Gas Networks Ireland engaged in a “clear breach of trust” when it covered up the overrun on a pipeline project, the independent energy regulator has said.

Gas Networks Ireland breached terms of its licence

The Commission for Energy Regulation (CER) yesterday confirmed it had found that Gas Networks Ireland — formerly Bord Gáis Éireann — breached a number of the conditions of its Natural Gas Transmission Licence.

In December 2014, the Irish Examiner revealed that a former employee of the then-Bord Gáis Éireann had alleged an “act of serious financial impropriety” by a senior member of staff within Gas Networks Ireland.

The whistleblower alleged that the member of staff deliberately concealed from the board cost overruns owed to the contractor engaged to construct the Barnakyle to Coonagh West Gas Pipeline and that the monies owed to the contractor were subsequently paid through other gas infrastructure projects in Ireland in which the company was involved.
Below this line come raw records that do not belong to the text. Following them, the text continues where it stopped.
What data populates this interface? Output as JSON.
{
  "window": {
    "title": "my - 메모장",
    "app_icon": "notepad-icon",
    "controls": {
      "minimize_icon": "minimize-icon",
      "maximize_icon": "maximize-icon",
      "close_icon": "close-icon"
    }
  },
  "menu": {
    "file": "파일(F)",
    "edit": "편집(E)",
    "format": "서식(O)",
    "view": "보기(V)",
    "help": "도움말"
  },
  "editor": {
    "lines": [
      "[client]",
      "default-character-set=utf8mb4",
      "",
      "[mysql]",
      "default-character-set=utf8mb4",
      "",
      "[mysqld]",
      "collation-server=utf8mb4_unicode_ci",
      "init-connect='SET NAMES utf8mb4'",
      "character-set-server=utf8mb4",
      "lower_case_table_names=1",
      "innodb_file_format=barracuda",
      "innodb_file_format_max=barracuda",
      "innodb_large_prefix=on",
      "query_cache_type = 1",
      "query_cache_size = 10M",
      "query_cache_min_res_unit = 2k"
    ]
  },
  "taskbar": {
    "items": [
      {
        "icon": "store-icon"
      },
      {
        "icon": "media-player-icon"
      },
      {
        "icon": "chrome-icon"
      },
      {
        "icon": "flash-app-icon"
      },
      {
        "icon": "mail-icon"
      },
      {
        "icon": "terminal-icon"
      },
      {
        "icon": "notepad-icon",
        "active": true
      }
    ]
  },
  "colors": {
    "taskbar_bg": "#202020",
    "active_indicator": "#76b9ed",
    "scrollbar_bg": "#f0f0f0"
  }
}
This was done without observing due process or the necessary approval by the then board of Bord Gáis Éireann.

The CER yesterday said it has determined that gas Networks Ireland “breached a number of the conditions of the licence that it held”.

“These actions were a clear breach of trust and the CER has taken steps to ensure that the effect of the breaches has been reversed in terms of any cost overruns being redistributed back to customers and to ensure that these breaches are not repeated,” commissioner Aoife MacEvilly said.

“In breaching its licence conditions, Gas Networks Ireland failed in its duty to supply accurate information to the CER to the detriment of its customers.

“The CER is taking a number of steps following this investigation.

“These include reinforcing our activities in monitoring licence compliance by Gas Networks Ireland and other operators and engaging with the Department of Communications, Energy and Natural Resources with a view to enhancing the regime for administrative sanctions, including the power to fine system operators or market participants in cases of non-compliance,” Ms MacEvilly said.

Earlier this month, it was revealed that Gas Networks Ireland was fined £500,000 (€644,122) by the Northern Ireland authority for the breach.

Responding at the time, a spokesperson for Gas Networks Ireland said the incident “was a clear breach of the company’s values and the company deeply regrets and apologies for this mis- allocation of costs”.